Should Hoffa administration officials who negotiate contract givebacks be rewarded with fat salaries?
Each year, TDU prints the $200,000 Club listing of our union’s highest paid officers. We report the facts so you can decide who’s earning the money, who’s not, and what should be done about it.
This year’s $200,000 Club covers 2016 and includes Hoffa administration officials who negotiated givebacks in some of our union’s biggest contracts.
Others in the Club were caught taking employer payoffs or embezzling union funds, including the disgraced Rome Aloise, John Coli, and Willie Smith.
Click here to find out how to access the LM-2 of your local union.
The $200,000 Club
The $200,000 Club has 48 members this year—the most ever. Three of them are on the way out of the union, after being caught in crimes against the members.
Four $200,000 Club members were voted out of IBT office in the election of November 2016, thanks to the Fred Zuckerman Teamsters United slate. Three of those four, John Coli, Ken Wood, and Brian Buhle, have retired from the union, taking giant pension payments on the way out. Tyson Johnson also retired after being defeated as Southern VP.
Six officials inflated their salaries over the maximum allowed by the IBT Constitution, which states that no official on the International Union payroll can exceed the General President’s salary.
Factual and Nonpartisan
Some of the officials in the report are hardworking, qualified individuals. This listing is not a condemnation. It is a factual, nonpartisan report to the members, which has been published annually for more than 35 years.
Putting this salary information in the hands of Teamsters member has greatly reduced excess salaries. Teamster General President Jackie Presser paid himself over $500,000 in 1983, which is $1.2 million in today’s salaries.
Exposing greed has helped to curb it and freed up more union funds for organizing and fighting for good contracts. But more needs to be done to reallocate union resources.
Most of the people on this list receive multiple salaries from the International Union, creating a patronage system used to maintain Hoffa and his associates in power.
The 48 officials in the $200,000 Club received $13.8 million in total compensation.
If the top salary for Teamster officials was capped at $200,000, except for the General President, it would free up nearly $3 million in dues money to put to work for the members.
Where We Stand
Union officers should be compensated well for their work, but greed has no place in our union.
One solution to dues waste is for active, informed members to come together and demand change. That’s what TDU is all about.
A second solution is to change our union’s leadership and rid the Teamsters of corruption.
TDU members work to make this happen. If you agree that knowledge is power, and that we need new leadership, become a TDU member and stand with the thousands of Teamsters who have joined TDU to organize for change.

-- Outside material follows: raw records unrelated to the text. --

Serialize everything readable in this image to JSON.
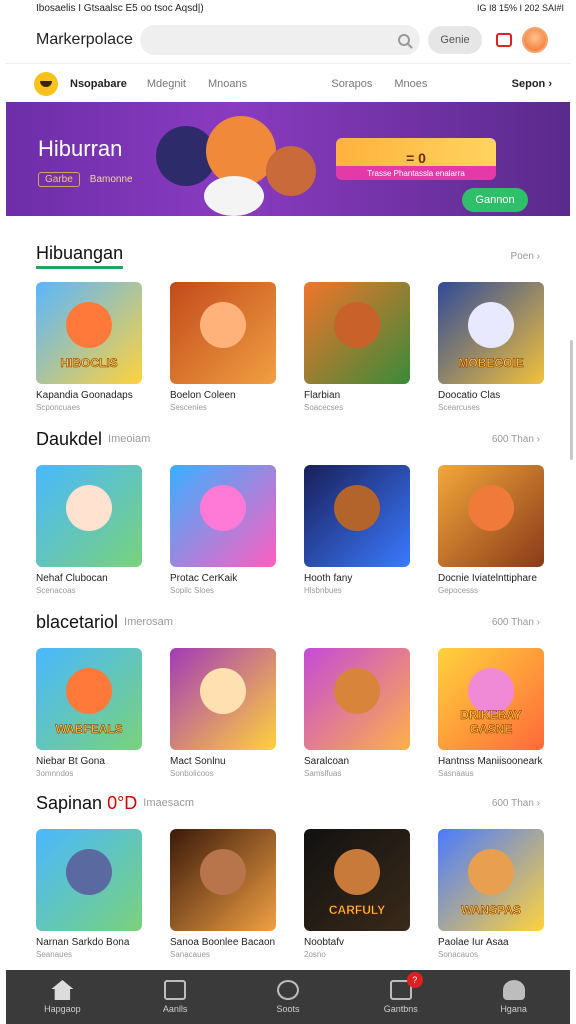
{
  "status": {
    "left": "Ibosaelis I Gtsaalsc E5 oo tsoc Aqsd|)",
    "right": "IG I8 15% I 202 SAI#I"
  },
  "header": {
    "brand": "Markerpolace",
    "search_placeholder": "",
    "game_button": "Genie"
  },
  "categories": {
    "first": "Nsopabare",
    "items": [
      "Mdegnit",
      "Mnoans",
      "Sorapos",
      "Mnoes"
    ],
    "last": "Sepon ›"
  },
  "hero": {
    "title": "Hiburran",
    "tag": "Garbe",
    "sub": "Bamonne",
    "card_value": "= 0",
    "card_bar": "Trasse Phantassla enalarra",
    "button": "Gannon"
  },
  "sections": [
    {
      "title": "Hibuangan",
      "subtitle": "",
      "more": "Poen ›",
      "items": [
        {
          "title": "Kapandia Goonadaps",
          "sub": "Scponcuaes",
          "thumb_text": "HIBOCLIS",
          "c1": "#59b6ff",
          "c2": "#ffd23c",
          "face": "#ff7a3a"
        },
        {
          "title": "Boelon Coleen",
          "sub": "Sescenies",
          "thumb_text": "",
          "c1": "#c24a1b",
          "c2": "#f0a043",
          "face": "#ffb27a"
        },
        {
          "title": "Flarbian",
          "sub": "Soacecses",
          "thumb_text": "",
          "c1": "#f2742c",
          "c2": "#3a8a3a",
          "face": "#c8622a"
        },
        {
          "title": "Doocatio Clas",
          "sub": "Scearcuses",
          "thumb_text": "MOBECOIE",
          "c1": "#2f4a9a",
          "c2": "#f2c13a",
          "face": "#e8e8ff"
        }
      ]
    },
    {
      "title": "Daukdel",
      "subtitle": "Imeoiam",
      "more": "600 Than ›",
      "items": [
        {
          "title": "Nehaf Clubocan",
          "sub": "Scenacoas",
          "thumb_text": "",
          "c1": "#4ab8ff",
          "c2": "#7ad27a",
          "face": "#ffe2d0"
        },
        {
          "title": "Protac CerKaik",
          "sub": "Sopilc Sloes",
          "thumb_text": "",
          "c1": "#3ab0ff",
          "c2": "#ff5ec0",
          "face": "#ff7ad6"
        },
        {
          "title": "Hooth fany",
          "sub": "Hlsbnbues",
          "thumb_text": "",
          "c1": "#1a1f5a",
          "c2": "#3a7aff",
          "face": "#b2642a"
        },
        {
          "title": "Docnie Iviatelnttiphare",
          "sub": "Gepocesss",
          "thumb_text": "",
          "c1": "#f2a83a",
          "c2": "#8a3a1a",
          "face": "#f07a3a"
        }
      ]
    },
    {
      "title": "blacetariol",
      "subtitle": "Imerosam",
      "more": "600 Than ›",
      "items": [
        {
          "title": "Niebar Bt Gona",
          "sub": "3omnndos",
          "thumb_text": "WABFEALS",
          "c1": "#4ab8ff",
          "c2": "#7ad27a",
          "face": "#ff7a3a"
        },
        {
          "title": "Mact Sonlnu",
          "sub": "Sonbolicoos",
          "thumb_text": "",
          "c1": "#a33ab8",
          "c2": "#ffd23c",
          "face": "#ffe0b0"
        },
        {
          "title": "Saralcoan",
          "sub": "Samslfuas",
          "thumb_text": "",
          "c1": "#c44ad8",
          "c2": "#ffb04a",
          "face": "#d8843a"
        },
        {
          "title": "Hantnss Maniisooneark",
          "sub": "Sasnaaus",
          "thumb_text": "DRIKEBAY GASNE",
          "c1": "#ffd23c",
          "c2": "#ff6a3a",
          "face": "#f08ad6"
        }
      ]
    },
    {
      "title": "Sapinan",
      "title_accent": "0°D",
      "subtitle": "Imaesacm",
      "more": "600 Than ›",
      "items": [
        {
          "title": "Narnan Sarkdo Bona",
          "sub": "Seanaues",
          "thumb_text": "",
          "c1": "#4ab8ff",
          "c2": "#7ad27a",
          "face": "#5a6aa0"
        },
        {
          "title": "Sanoa Boonlee Bacaon",
          "sub": "Sanacaues",
          "thumb_text": "",
          "c1": "#3a1a0a",
          "c2": "#f0a043",
          "face": "#b8744a"
        },
        {
          "title": "Noobtafv",
          "sub": "2osno",
          "thumb_text": "CARFULY",
          "c1": "#111111",
          "c2": "#3a2a1a",
          "face": "#c87a3a"
        },
        {
          "title": "Paolae Iur Asaa",
          "sub": "Sonacauos",
          "thumb_text": "WANSPAS",
          "c1": "#4a7aff",
          "c2": "#ffd23c",
          "face": "#e8a050"
        }
      ]
    }
  ],
  "bottom_nav": [
    {
      "label": "Hapgaop",
      "icon": "home-icon"
    },
    {
      "label": "Aanlls",
      "icon": "apps-icon"
    },
    {
      "label": "Soots",
      "icon": "games-icon"
    },
    {
      "label": "Gantbns",
      "icon": "books-icon",
      "badge": "?"
    },
    {
      "label": "Hgana",
      "icon": "profile-icon"
    }
  ]
}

PUT OUR DUES TO WORK FOR THE MEMBERS
“Our dues money should be to be put to work to defeat concessions, protect our pensions, and win better contracts—instead of being wasted on outrageous salaries for Hoffa and other weak leaders in the $200,000 Club.”

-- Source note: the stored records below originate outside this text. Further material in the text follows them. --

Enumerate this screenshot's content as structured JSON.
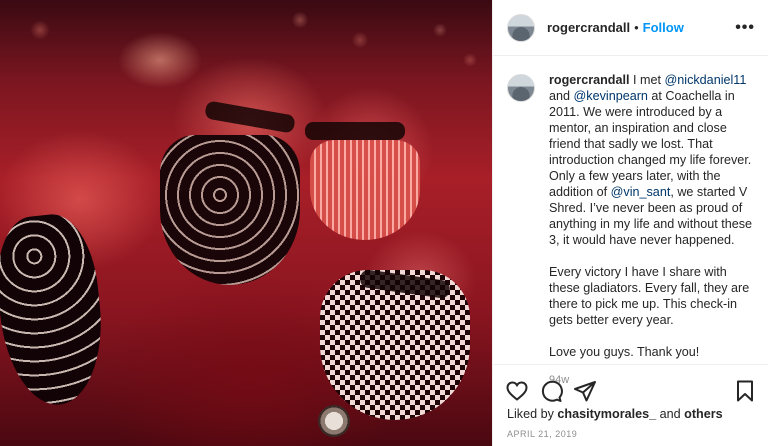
{
  "post": {
    "username": "rogercrandall",
    "separator": "•",
    "follow_label": "Follow",
    "more_icon": "more-icon",
    "more_label": "•••"
  },
  "caption": {
    "username": "rogercrandall",
    "p1_a": " I met ",
    "mention_1": "@nickdaniel11",
    "p1_b": " and ",
    "mention_2": "@kevinpearn",
    "p1_c": " at Coachella in 2011. We were introduced by a mentor, an inspiration and close friend that sadly we lost. That introduction changed my life forever.",
    "p2_a": "Only a few years later, with the addition of ",
    "mention_3": "@vin_sant",
    "p2_b": ", we started V Shred. I’ve never been as proud of anything in my life and without these 3, it would have never happened.",
    "p3": "Every victory I have I share with these gladiators. Every fall, they are there to pick me up. This check-in gets better every year.",
    "p4": "Love you guys. Thank you!",
    "time_ago": "94w"
  },
  "actions": {
    "icons": [
      "heart-icon",
      "comment-icon",
      "share-icon",
      "bookmark-icon"
    ],
    "liked_by_prefix": "Liked by ",
    "liked_by_user": "chasitymorales_",
    "liked_by_mid": " and ",
    "liked_by_others": "others",
    "date": "APRIL 21, 2019"
  },
  "colors": {
    "link": "#0095f6",
    "mention": "#00376b",
    "muted": "#8e8e8e",
    "text": "#262626"
  }
}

Willie Ford TDU Steering Committee Local 71, Florence, SC
WHERE DO WE GET THIS INFO ON THE SALARIES OF TEAMSTER OFFICIALS?
The Teamster Rank and File Education and Legal Defense Foundation (TRF) analyzed hundreds of LM-2 financial reports and IRS 990 tax forms for 2016, filed by locals, joint councils, conferences, and the IBT. Click here to find out how to access the LM-2 of your local union.
The information is factual and nonpartisan, and includes every officer we have salary data for. Locals 2010 and 1932 have refused to comply with federal law which requires them to provide copies of their 2016 Form 990 tax returns. Data for those locals are from 2015.
Aggregate salaries reported for Rome Aloise, Randy Korgan, Betty Strzechowski, Tom O’Donnell, Greg Floyd and John Coli exceed Hoffa’s salary. This is an apparent violation of the IBT Constitution (Article V, Section 1(d)) which prohibits International officers and representatives from exceeding Hoffa’s salary. Rome Aloise claims on the Local 853 LM-2 form that his excess reflects accrued vacation. We will continue to investigate this issue.